April 29 2026, Published 3:37 p.m. ET

For most of crypto's history, earning yields on digital assets has either meant trusting a centralized entity or navigating through endless DeFi protocols requiring a level of technical fluency most users never develop. And while neither option has scaled particularly well, the introduction of vaults seems to have changed that calculus completely.
At their most basic, crypto vaults are smart contracts that accept deposits, put them to work (through a defined yield strategy), and return earnings to the depositor entirely automatically and without any intermediaries. The appeal is not complicated since the yield is generated on-chain, with the rules being public and users retaining custody throughout.
That said, what has changed over the past year is the scale, with the TVL locked globally in vaults set to exceed $15 billion by the end of the year. Morpho's curated vault system alone currently holds roughly $5.8 billion, while Pendle, which tokenizes yield itself, sits at $3.5 billion across eleven chains.

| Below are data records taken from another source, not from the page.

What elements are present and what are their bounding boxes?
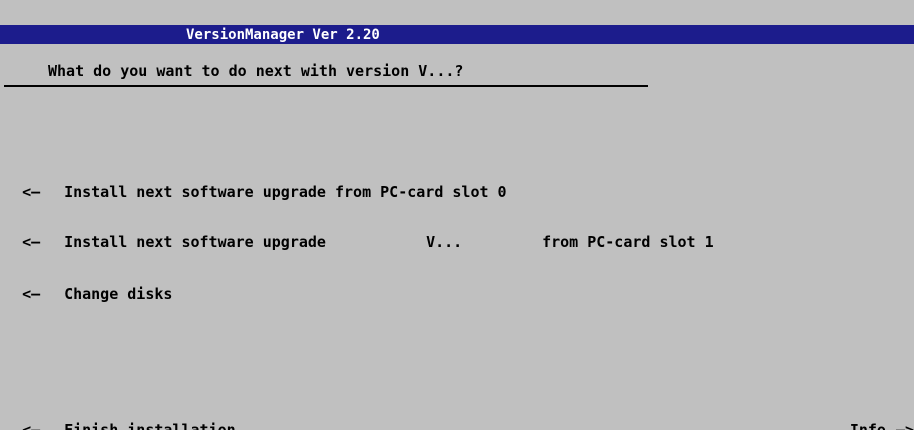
install-slot-0-label: Install next software upgrade from PC-ca… bbox=[64, 183, 507, 201]
install-slot-1-version: V... bbox=[426, 233, 463, 251]
finish-installation-softkey[interactable]: <— Finish installation bbox=[4, 400, 236, 430]
finish-installation-label: Finish installation bbox=[64, 421, 236, 430]
info-softkey[interactable]: Info —> bbox=[832, 400, 914, 430]
install-slot-1-label: Install next software upgrade bbox=[64, 233, 326, 251]
info-label: Info bbox=[849, 421, 886, 430]
change-disks-softkey[interactable]: <— Change disks bbox=[4, 264, 172, 303]
prompt-question: What do you want to do next with version… bbox=[48, 62, 464, 80]
left-arrow-icon: <— bbox=[22, 421, 41, 430]
right-arrow-icon: —> bbox=[895, 421, 914, 430]
install-slot-1-softkey[interactable]: <— Install next software upgrade V... from … bbox=[4, 212, 714, 251]
window-title: VersionManager Ver 2.20 bbox=[186, 27, 380, 43]
change-disks-label: Change disks bbox=[64, 285, 173, 303]
left-arrow-icon: <— bbox=[22, 183, 41, 201]
install-slot-0-softkey[interactable]: <— Install next software upgrade from PC-… bbox=[4, 162, 507, 201]
question-underline bbox=[4, 85, 648, 87]
install-slot-1-source: from PC-card slot 1 bbox=[542, 233, 714, 251]
title-bar: VersionManager Ver 2.20 bbox=[0, 25, 914, 44]
left-arrow-icon: <— bbox=[22, 233, 41, 251]
left-arrow-icon: <— bbox=[22, 285, 41, 303]
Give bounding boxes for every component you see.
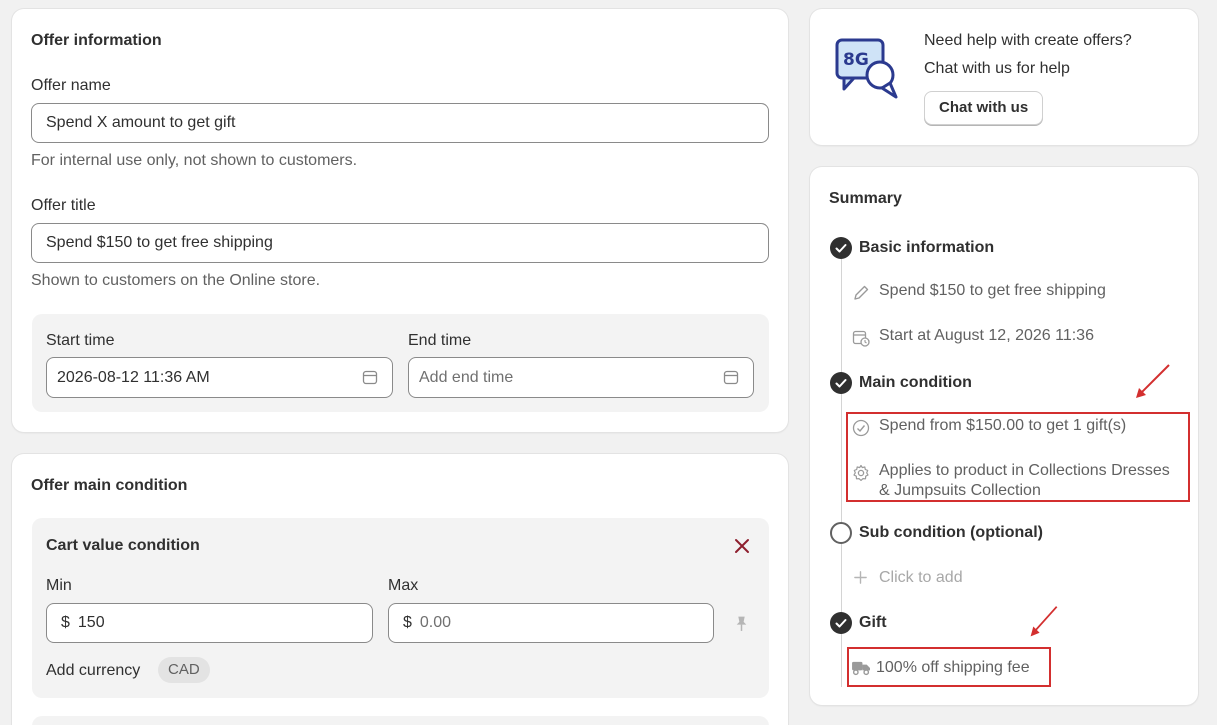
min-label: Min [46,577,72,594]
offer-main-condition-heading: Offer main condition [31,477,188,494]
summary-main-item-applies-2: & Jumpsuits Collection [879,482,1041,499]
min-currency-prefix: $ [61,614,70,631]
end-time-label: End time [408,332,472,349]
time-section: Start time 2026-08-12 11:36 AM End time … [32,314,769,412]
offer-title-value: Spend $150 to get free shipping [46,234,273,251]
offer-name-value: Spend X amount to get gift [46,114,236,131]
max-placeholder: 0.00 [419,614,452,631]
help-card: 8G Need help with create offers? Chat wi… [810,9,1198,145]
summary-heading: Summary [829,190,902,207]
start-time-label: Start time [46,332,115,349]
chat-support-logo: 8G [835,38,898,99]
next-condition-box [32,716,769,725]
summary-basic-item-title: Spend $150 to get free shipping [879,282,1106,299]
truck-icon [852,661,870,676]
calendar-icon[interactable] [723,369,739,385]
annotation-arrow-icon [1030,606,1058,637]
summary-basic-title: Basic information [859,239,995,256]
summary-basic-item-start: Start at August 12, 2026 11:36 [879,327,1094,344]
summary-gift-item: 100% off shipping fee [876,659,1030,676]
currency-badge: CAD [158,657,210,683]
min-input[interactable]: $ 150 [46,603,373,643]
annotation-arrow-icon [1136,364,1170,398]
offer-title-input[interactable]: Spend $150 to get free shipping [31,223,769,263]
max-input[interactable]: $ 0.00 [388,603,714,643]
summary-main-item-spend: Spend from $150.00 to get 1 gift(s) [879,417,1127,434]
summary-sub-click-to-add[interactable]: Click to add [879,569,963,587]
offer-name-input[interactable]: Spend X amount to get gift [31,103,769,143]
plus-icon[interactable] [853,570,868,585]
offer-title-help: Shown to customers on the Online store. [31,272,321,289]
empty-circle-icon [830,522,852,544]
logo-text: 8G [843,50,869,70]
offer-information-heading: Offer information [31,32,162,49]
min-value: 150 [77,614,105,631]
offer-name-help: For internal use only, not shown to cust… [31,152,358,169]
offer-name-label: Offer name [31,77,111,94]
check-circle-outline-icon [852,419,870,437]
chat-with-us-button[interactable]: Chat with us [924,91,1044,125]
cart-value-condition-box: Cart value condition Min $ 150 Max $ 0.0… [32,518,769,698]
end-time-input[interactable]: Add end time [408,357,754,398]
check-circle-icon [830,612,852,634]
summary-card: Summary Basic information Spend $150 to … [810,167,1198,705]
max-currency-prefix: $ [403,614,412,631]
offer-information-card: Offer information Offer name Spend X amo… [12,9,788,432]
end-time-placeholder: Add end time [419,368,514,386]
summary-sub-title: Sub condition (optional) [859,524,1043,541]
help-line-2: Chat with us for help [924,60,1070,77]
help-line-1: Need help with create offers? [924,32,1132,49]
summary-main-item-applies-1: Applies to product in Collections Dresse… [879,462,1170,479]
check-circle-icon [830,237,852,259]
max-label: Max [388,577,419,594]
cart-value-condition-title: Cart value condition [46,537,200,554]
start-time-input[interactable]: 2026-08-12 11:36 AM [46,357,393,398]
offer-title-label: Offer title [31,197,96,214]
calendar-clock-icon [852,330,870,347]
summary-gift-title: Gift [859,614,887,631]
calendar-icon[interactable] [362,369,378,385]
gear-icon [853,464,869,481]
check-circle-icon [830,372,852,394]
start-time-value: 2026-08-12 11:36 AM [57,368,210,386]
pencil-icon [854,285,869,300]
summary-main-title: Main condition [859,374,972,391]
close-icon[interactable] [734,538,750,554]
add-currency-link[interactable]: Add currency [46,662,140,680]
offer-main-condition-card: Offer main condition Cart value conditio… [12,454,788,725]
pin-icon[interactable] [733,615,750,632]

The broader DeFi market has showcased a similar momentum, with the market's total cap hitting a sizable $237 billion in Q3 2025, a record, with savings and yield farming accounting for over a third of all application activity.
Vaults seem to sit squarely within that category, and their growth has been more durable than other crypto instruments because they address a problem that has not gone away in the last 3-4 years, i.e., how does a token holder generate returns without relinquishing control or accepting opaque risk?

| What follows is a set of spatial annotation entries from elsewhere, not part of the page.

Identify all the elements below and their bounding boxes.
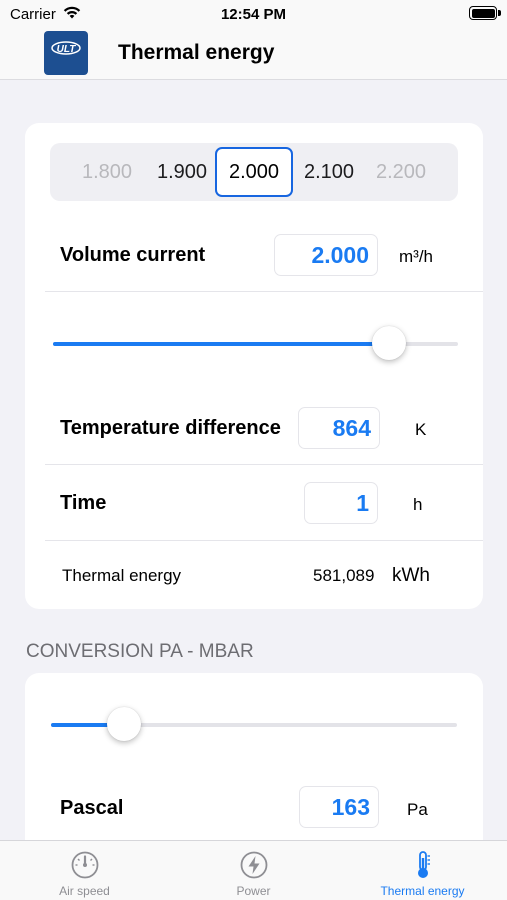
slider-thumb[interactable] xyxy=(372,326,407,360)
pascal-slider[interactable] xyxy=(51,707,457,741)
svg-text:ULT: ULT xyxy=(57,44,77,55)
time-unit: h xyxy=(413,495,423,514)
temperature-difference-field[interactable]: 864 xyxy=(298,407,380,449)
divider xyxy=(45,291,483,292)
preset-option[interactable]: 2.100 xyxy=(290,143,368,201)
status-bar: Carrier 12:54 PM xyxy=(0,0,507,28)
slider-fill xyxy=(53,342,390,346)
preset-option[interactable]: 1.900 xyxy=(143,143,221,201)
slider-thumb[interactable] xyxy=(107,707,142,741)
tab-power[interactable]: Power xyxy=(169,841,338,900)
time-label: Time xyxy=(60,492,107,514)
thermal-energy-card: 1.800 1.900 2.000 2.100 2.200 Volume cur… xyxy=(25,123,483,609)
pascal-field[interactable]: 163 xyxy=(299,786,379,828)
divider xyxy=(45,540,483,541)
navigation-bar: ULT Thermal energy xyxy=(0,28,507,80)
volume-current-unit: m³/h xyxy=(399,247,433,266)
preset-option[interactable]: 1.800 xyxy=(68,143,146,201)
bolt-icon xyxy=(240,851,267,879)
conversion-section-header: CONVERSION PA - MBAR xyxy=(26,641,254,662)
volume-preset-selector: 1.800 1.900 2.000 2.100 2.200 xyxy=(50,143,458,201)
company-logo: ULT xyxy=(44,31,88,75)
tab-label: Air speed xyxy=(59,884,110,898)
temperature-difference-label: Temperature difference xyxy=(60,417,281,439)
pascal-unit: Pa xyxy=(407,800,428,819)
time-field[interactable]: 1 xyxy=(304,482,378,524)
tab-bar: Air speed Power Thermal energy xyxy=(0,840,507,900)
volume-current-slider[interactable] xyxy=(53,326,458,360)
gauge-icon xyxy=(71,851,98,879)
divider xyxy=(45,464,483,465)
preset-option[interactable]: 2.200 xyxy=(362,143,440,201)
tab-label: Thermal energy xyxy=(380,884,465,898)
volume-current-field[interactable]: 2.000 xyxy=(274,234,378,276)
battery-icon xyxy=(469,6,501,20)
conversion-card: Pascal 163 Pa xyxy=(25,673,483,863)
thermal-energy-result-label: Thermal energy xyxy=(62,566,182,585)
tab-label: Power xyxy=(236,884,271,898)
thermometer-icon xyxy=(417,851,430,878)
clock: 12:54 PM xyxy=(220,6,287,23)
volume-current-label: Volume current xyxy=(60,244,206,266)
preset-option-selected[interactable]: 2.000 xyxy=(215,147,293,197)
page-title: Thermal energy xyxy=(118,41,275,64)
thermal-energy-result-value: 581,089 xyxy=(313,566,375,585)
thermal-energy-result-unit: kWh xyxy=(392,565,430,586)
temperature-difference-unit: K xyxy=(415,420,427,439)
tab-air-speed[interactable]: Air speed xyxy=(0,841,169,900)
pascal-label: Pascal xyxy=(60,797,124,819)
tab-thermal-energy[interactable]: Thermal energy xyxy=(338,841,507,900)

Applying the Vault Model to Staking Liquidity
Valdora Finance is a liquid everything protocol built on ZIGChain, and it applies the vault model to the staking layer in a way that addresses the oldest trade-off in proof-of-stake (PoS) networks, namely the choice between locking assets to earn rewards or keeping them liquid enough to use elsewhere.

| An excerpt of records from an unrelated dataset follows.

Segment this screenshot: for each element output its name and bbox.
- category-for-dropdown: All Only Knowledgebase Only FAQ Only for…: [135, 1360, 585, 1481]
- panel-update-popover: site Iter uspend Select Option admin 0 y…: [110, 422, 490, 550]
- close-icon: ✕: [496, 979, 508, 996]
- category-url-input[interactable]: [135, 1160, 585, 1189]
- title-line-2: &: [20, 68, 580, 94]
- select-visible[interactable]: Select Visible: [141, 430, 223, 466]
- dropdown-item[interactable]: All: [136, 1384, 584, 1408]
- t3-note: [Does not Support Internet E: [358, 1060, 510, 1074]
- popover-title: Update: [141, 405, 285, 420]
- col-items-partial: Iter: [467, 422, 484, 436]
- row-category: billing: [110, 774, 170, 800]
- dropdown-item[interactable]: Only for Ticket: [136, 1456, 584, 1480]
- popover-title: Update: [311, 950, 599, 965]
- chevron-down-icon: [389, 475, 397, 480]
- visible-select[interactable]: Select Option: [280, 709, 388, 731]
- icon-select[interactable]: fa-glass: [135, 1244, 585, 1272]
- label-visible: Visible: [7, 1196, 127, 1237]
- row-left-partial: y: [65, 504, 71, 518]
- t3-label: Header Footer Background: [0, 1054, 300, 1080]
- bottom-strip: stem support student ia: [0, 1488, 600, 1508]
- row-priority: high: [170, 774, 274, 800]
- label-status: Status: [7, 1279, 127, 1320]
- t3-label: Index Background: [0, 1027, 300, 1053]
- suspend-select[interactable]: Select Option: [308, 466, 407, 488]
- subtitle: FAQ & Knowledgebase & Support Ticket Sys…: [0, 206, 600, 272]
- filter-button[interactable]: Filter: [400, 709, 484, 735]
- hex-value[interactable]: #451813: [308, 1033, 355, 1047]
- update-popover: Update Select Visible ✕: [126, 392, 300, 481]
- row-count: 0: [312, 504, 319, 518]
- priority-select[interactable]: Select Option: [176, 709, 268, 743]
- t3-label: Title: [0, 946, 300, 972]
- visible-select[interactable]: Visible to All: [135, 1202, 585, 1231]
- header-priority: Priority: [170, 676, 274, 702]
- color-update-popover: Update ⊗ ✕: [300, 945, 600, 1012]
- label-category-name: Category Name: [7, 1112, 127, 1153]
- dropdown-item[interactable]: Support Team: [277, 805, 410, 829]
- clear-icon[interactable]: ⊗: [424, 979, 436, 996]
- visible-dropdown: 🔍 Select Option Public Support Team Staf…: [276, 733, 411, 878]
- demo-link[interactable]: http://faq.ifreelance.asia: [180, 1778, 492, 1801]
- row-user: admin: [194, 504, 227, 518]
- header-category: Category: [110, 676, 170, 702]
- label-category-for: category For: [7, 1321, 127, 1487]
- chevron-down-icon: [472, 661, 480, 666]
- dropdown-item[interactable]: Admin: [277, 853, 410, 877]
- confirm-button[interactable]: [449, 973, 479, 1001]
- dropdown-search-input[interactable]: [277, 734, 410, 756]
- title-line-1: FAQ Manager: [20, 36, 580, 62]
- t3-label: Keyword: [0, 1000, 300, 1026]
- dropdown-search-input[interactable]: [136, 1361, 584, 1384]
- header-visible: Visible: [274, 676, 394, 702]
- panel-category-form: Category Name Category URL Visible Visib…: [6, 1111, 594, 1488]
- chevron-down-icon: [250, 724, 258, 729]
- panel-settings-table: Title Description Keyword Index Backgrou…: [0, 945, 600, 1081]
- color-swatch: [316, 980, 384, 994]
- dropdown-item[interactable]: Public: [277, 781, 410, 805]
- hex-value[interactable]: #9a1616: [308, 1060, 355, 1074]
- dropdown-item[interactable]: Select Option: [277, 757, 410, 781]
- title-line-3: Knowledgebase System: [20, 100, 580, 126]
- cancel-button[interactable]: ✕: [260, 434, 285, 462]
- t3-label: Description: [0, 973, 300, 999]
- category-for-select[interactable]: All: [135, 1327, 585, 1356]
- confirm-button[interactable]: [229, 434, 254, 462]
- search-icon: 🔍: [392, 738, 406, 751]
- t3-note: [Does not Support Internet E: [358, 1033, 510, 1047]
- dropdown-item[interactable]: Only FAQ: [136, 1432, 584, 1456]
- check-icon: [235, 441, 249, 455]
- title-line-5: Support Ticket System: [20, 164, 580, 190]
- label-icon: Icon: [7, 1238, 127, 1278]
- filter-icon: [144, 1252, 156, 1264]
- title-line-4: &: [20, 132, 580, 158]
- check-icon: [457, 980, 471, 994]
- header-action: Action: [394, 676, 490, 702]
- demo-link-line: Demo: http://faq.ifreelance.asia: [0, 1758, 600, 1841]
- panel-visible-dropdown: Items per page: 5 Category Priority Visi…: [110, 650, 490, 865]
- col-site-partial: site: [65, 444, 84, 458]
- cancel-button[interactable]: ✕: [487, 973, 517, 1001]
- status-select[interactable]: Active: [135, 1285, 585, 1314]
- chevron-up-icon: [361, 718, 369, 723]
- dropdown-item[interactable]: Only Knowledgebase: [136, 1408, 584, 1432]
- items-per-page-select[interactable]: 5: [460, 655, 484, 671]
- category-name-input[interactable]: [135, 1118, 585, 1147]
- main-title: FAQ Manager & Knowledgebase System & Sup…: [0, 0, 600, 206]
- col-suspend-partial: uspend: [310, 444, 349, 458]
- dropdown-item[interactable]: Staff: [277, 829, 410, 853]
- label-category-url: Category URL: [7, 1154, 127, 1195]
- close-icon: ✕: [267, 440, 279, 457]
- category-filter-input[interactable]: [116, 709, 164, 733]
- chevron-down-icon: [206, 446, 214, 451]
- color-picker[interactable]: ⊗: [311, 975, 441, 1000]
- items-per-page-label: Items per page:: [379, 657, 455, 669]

On Valdora, $ZIG is deposited and stZIG is issued in return, with the latter being fully liquid and deployable across other decentralized applications while the underlying position continues to accrue staking rewards. The yields are tied directly to what ZIGChain validators earn, which means returns grow alongside the network itself rather than being fixed at an arbitrary rate.
Valdora takes a 10% fee on the accrued rewards and never on the principal amount. Such a structure has kept the platform's incentives aligned with those of the users, as evidenced by the fact that by the end of 2025, Valdora had crossed $10 million in TVL while also having gained a listing on DefiLlama, an informal quality signal within the DeFi sector.
The result has been a vault-style product that handles the complexity of staking behind the scenes, giving users a liquid receipt token they can actually deploy elsewhere, and building a fee model around outcomes rather than deposits.
Therefore, as the concept of vaults has fast gained ground and users have become more selective about where they choose to park their capital, Valdora's architecture seems ideally matched to be on the correct side of the ongoing shift.